For years, FiOS TV was the key component of a “triple play” bundle offering that lured millions of subscribers away from those same cable competitors. But with high programming fees, outdated technology and expansion plans on hold for six years, Verizon is changing its strategy to provide Internet TV, or IPTV.

“The model is shifting rapidly,” Tami Erwin, Verizon’s senior vice president of consumer products, said in an interview. Consumers don’t want “a continuation of bloated packages,” she said. Rather, the idea is to get the shows people want, when they want them, to the devices they’re using.

Unlike cable systems that deliver thousands of channels to households as if via a fire hose, an IPTV service sends only the program a customer selects. For Verizon, which gained a foothold in IPTV with its acquisition of Intel’s OnCue video streaming technology, that saves a ton of bandwidth. For the consumer, that means faster Internet speeds.

Erwin sees the new video service playing an important part in the company’s faster-growing broadband sales. She declined to provide specifics on what the new IPTV service might look like or when it might be formally introduced, only that the service will “drive simplification and put the power in consumers’ hands.” LightReading originally reported that Verizon had plans for an IPTV service last week.

Mobile Shift

FiOS TV will continue to be a drag on profits since it doesn’t have the audience size to bargain for lower programming rates, said McCormack, the Jefferies analyst.

“I’m not sure operating a sub-scale video business is such a great idea,” he said. Verizon has some options, including selling the TV unit or merging it with satellite-TV provider Dish Network Corp., McCormack said.

Verizon has sold several of its landline businesses over the past eight years, including FiOS operations in three states just last month, as the company stakes its future on mobile services like video and advertising.
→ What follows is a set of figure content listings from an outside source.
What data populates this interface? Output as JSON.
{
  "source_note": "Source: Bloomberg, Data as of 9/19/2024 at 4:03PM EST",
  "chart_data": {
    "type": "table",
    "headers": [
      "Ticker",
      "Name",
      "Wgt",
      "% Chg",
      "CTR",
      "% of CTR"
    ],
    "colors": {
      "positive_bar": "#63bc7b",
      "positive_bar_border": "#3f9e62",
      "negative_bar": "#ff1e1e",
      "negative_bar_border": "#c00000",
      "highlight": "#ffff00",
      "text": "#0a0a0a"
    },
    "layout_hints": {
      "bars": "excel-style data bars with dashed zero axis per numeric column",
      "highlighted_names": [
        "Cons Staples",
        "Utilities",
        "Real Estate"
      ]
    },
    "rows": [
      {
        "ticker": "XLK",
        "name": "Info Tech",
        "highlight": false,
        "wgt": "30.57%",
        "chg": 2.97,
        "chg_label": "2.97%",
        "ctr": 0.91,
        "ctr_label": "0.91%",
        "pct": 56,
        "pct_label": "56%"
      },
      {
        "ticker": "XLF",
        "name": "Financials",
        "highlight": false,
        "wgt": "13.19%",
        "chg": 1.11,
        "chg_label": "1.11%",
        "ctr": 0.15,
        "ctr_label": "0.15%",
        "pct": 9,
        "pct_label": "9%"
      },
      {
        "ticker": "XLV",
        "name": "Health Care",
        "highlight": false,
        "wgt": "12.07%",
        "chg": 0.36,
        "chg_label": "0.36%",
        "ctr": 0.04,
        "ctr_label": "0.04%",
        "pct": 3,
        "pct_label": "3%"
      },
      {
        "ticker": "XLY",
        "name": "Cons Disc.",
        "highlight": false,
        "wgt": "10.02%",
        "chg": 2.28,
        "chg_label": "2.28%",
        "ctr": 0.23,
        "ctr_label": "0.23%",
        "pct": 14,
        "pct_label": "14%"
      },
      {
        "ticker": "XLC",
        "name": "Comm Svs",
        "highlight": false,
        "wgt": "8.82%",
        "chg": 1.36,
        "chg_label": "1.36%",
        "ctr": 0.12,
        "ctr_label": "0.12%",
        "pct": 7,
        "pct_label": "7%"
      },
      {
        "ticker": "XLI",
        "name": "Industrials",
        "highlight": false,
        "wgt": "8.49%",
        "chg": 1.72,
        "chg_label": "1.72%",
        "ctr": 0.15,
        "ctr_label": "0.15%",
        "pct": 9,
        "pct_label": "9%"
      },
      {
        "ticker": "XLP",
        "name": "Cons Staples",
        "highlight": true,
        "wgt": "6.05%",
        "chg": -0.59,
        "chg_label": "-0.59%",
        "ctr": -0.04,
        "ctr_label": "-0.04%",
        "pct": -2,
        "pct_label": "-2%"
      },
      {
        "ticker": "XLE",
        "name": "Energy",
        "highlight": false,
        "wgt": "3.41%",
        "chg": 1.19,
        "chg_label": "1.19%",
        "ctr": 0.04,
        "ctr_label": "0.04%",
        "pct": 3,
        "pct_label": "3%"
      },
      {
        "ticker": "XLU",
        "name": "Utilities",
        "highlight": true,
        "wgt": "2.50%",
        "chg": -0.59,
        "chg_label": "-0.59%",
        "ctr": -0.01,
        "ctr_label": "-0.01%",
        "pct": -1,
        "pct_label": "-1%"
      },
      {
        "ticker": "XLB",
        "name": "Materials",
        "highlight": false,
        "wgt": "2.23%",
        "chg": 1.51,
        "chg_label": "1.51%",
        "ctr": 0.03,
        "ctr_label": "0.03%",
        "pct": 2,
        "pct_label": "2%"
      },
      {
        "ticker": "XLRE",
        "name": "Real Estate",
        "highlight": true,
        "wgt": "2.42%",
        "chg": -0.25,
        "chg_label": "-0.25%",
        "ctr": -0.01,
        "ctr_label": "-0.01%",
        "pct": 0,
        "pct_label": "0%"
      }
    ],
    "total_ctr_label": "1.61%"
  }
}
The company has been acquiring content and digital-video advertising assets to rapidly expand its mobile-streaming business, a strategy that has sparked its interest in buying Yahoo! Inc. The carrier is on the short list of bidders to acquire the struggling Web company, which also includes private-equity firm TPG and YP Holdings, Bloomberg News has reported.

“FiOS is profitable, but not as profitable as wireless,” said Roger Entner, an analyst at Recon Analytics LLC. “It might take a few years, but I would expect them to sell FiOS.”

The company, meanwhile, is helping Boston update its communications infrastructure. The plan is to bring broadband to low-income neighborhoods, with FiOS TV slated to be offered following a licensing process with the city.

Through fiber connections to cell towers, Verizon’s wired network provides its wireless unit a critical infrastructure. And with the rise of online-TV streaming over broadband, “Verizon has a lot more options than it did a few years ago,” Erwin said. That makes selling the FiOS Internet business less attractive, she said.

“This is still a business we want to be in,” Erwin said. “The Northeast corridor is vital fiber broadband asset to us.”